The California Court of Appeals, addressing an issue that has resulted in a split in authority among different courts, has ruled that the prior publication exclusion applies to trademark infringement claims and is not limited to libel, slander and invasion of privacy claims.
In Kim Seng Company v. Great American Ins. Co. of New York (BC353925, Nov. 13, 2009), Kim Seng, a food wholesaler, was sued for trademark violations by Great River Food. Kim Seng had registered the trademark “Que Huong” in 1997 and stated in its trademark application that it had used the mark since March 1993. Kim Seng also registered the trademark “Old Man Que Huong Brand” in 2000, and stated that it had been using the mark since 1988.
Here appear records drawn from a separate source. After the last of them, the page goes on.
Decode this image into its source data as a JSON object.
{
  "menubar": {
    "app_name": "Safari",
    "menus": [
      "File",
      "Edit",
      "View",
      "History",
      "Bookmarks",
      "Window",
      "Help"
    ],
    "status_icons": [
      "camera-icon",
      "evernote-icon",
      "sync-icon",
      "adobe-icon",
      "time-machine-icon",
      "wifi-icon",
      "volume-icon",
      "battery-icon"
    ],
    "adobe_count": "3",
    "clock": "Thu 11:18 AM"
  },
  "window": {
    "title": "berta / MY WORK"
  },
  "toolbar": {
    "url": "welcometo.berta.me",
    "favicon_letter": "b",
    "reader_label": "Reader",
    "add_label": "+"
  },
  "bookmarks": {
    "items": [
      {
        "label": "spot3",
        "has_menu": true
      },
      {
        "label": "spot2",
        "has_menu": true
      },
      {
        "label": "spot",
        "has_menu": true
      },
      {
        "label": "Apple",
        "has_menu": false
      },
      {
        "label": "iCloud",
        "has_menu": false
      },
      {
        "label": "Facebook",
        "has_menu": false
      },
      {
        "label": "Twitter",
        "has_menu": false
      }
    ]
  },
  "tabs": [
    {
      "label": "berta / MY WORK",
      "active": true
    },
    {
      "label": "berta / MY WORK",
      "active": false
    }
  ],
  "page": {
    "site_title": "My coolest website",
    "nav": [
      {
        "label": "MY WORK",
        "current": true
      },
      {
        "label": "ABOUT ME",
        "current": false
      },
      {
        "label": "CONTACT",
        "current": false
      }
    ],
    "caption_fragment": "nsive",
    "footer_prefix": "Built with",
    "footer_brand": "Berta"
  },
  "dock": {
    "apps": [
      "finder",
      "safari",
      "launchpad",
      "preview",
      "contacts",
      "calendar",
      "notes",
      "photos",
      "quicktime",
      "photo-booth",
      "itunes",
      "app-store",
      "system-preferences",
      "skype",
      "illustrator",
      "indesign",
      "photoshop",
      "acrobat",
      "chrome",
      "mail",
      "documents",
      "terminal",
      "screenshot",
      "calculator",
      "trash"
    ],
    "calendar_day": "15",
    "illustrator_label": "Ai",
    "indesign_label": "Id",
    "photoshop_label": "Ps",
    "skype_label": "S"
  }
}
Great American insured Kim Seng under a primary CGL policy effective October 6, 1997 through October 6, 1998 and under an umbrella policy effective April 14, 1998 through October 6, 1998. Both policies provided coverage for “advertising injury,” which was defined to include “misappropriation of advertising ideas or style of doing business” and “infringement of copyright, title or slogan.” The policies excluded coverage for “advertising injury” arising out of publication of material whose first publication took place before the beginning of the policy period. Great American denied coverage for the underlying action based on the prior publication exclusion and refused to defend the action. In the coverage action, the trial court granted summary judgment in favor of Great American, concluding that the prior publication exclusion clearly and unambiguously excluded coverage.
In the appeal, Kim Seng contended that the exclusion clause only applied to libel, slander and invasion of privacy, and not to trademark infringement. The definition of “advertising injury” in the primary policy contained four subparts. The first two referred to “oral or written publication” of material that (a) slanders and libels and (b) violates a person’s right of privacy. The other two subparts, which implicated trademark violations, did not reference “oral or written publication.” Kim Seng argued that because the prior publication exclusion also used the words “oral or written publication” it only excluded coverage for the first two subparts.
The Court of Appeals disagreed with Kim Seng. It noted that the term “advertising injury” was surrounded by quotation marks in the prior publication exclusion and concluded that the exclusion applied to all of the conduct listed in the four-subpart definition of advertising injury, which included trademark infringements. The fact that some of the language of the exclusion happened to match some of the words in two of the subparts of the “advertising injury” definition, but did not match the language in the other two subparts was deemed to be of no significance by the court.
The opinion in Kim Seng comes on the heels of the Ninth Circuit’s recent decision in United National Insurance Co. v. Spectrum Worldwide, Inc., 555 F.3d 772 (9th Cir. 2009), which reached the same conclusion.